Just as there are Baptist churches on every corner in the southeast, here, in the northeast, the beautiful spires of Catholic churches reach from the horizon toward the heavens. Sandy and I now live in an area where the religious are predominantly Catholic. Wednesday, February 25, Ash Wednesday, marked the beginning of the 40-day Lenten observation of devout Catholics.
At Planet Fitness, I met dozens of people, both young and old, with the black smudge of the ashes of burned palm branches on their forehead -- some still retained the blurred image of the Cross.
Prior to the arrival of Ash Wednesday, I had taken time to reacquaint myself with this tradition observed by most of my good neighbors. As a rule, Baptists, do not recognize Ash Wednesday, so we can be pretty clueless about the spiritual rhythms of people, who, like us, are seeking a connection with God.
Also, I have learned to avoid trying to dazzle people with one-sided conversations. It finally dawned on me a few years ago that monologues do not really connect people with each other. God constantly intersects our lives with fellow humans of a diverse cultural and spiritual background, and I don't want to miss the opportunities to swap stories with with other sojourners.
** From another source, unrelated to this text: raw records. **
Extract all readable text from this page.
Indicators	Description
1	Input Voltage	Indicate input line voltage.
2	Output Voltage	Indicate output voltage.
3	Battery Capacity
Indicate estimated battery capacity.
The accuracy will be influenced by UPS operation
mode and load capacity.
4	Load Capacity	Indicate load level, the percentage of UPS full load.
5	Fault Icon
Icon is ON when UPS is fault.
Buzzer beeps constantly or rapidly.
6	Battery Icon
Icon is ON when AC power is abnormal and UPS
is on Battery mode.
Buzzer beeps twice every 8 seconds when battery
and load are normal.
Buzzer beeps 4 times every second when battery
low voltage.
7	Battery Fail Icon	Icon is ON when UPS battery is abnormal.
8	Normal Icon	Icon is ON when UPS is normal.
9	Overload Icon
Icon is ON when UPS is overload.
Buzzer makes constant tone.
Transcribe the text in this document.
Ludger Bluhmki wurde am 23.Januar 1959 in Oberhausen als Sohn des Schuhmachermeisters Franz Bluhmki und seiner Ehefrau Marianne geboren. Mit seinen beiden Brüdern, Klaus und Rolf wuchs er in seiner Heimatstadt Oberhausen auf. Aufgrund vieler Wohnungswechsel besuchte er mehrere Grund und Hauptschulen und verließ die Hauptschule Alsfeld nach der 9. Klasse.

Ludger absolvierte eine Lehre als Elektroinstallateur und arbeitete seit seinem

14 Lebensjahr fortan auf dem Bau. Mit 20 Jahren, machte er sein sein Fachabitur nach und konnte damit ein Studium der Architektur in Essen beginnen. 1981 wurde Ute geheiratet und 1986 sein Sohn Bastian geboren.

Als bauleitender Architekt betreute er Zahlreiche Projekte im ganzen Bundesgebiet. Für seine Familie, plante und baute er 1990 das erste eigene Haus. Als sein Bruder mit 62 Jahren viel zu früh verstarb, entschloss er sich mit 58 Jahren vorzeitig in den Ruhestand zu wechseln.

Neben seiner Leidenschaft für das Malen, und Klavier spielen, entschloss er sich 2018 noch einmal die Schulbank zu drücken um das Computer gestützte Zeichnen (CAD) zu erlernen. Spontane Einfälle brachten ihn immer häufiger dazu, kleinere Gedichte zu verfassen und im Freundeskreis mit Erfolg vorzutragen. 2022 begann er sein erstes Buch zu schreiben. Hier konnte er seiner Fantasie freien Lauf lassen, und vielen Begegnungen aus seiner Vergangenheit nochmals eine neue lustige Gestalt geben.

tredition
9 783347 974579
It has become increasingly more important to me to be able to dialogue with my world. I have many new friends in my life -- who are not in the Baptist church -- where I am the lead pastor.
O, I almost forgot. Let's get back to that Latin phrase . . .
MEMENTO HOMO, QUIA PULVIS EST ET IN PULVEREM REVERTERIS
It is closely connected with the tradition of Ash Wednesday. If we translate the phrase back into English we find that it is a verse from the Bible . . . Remember, O man, that you are dust, and unto dust you shall return. (Genesis 3:19)
Ash Wednesday . . . a reminder . . . all of us are dust . . . all of us will return to dust . . . then what?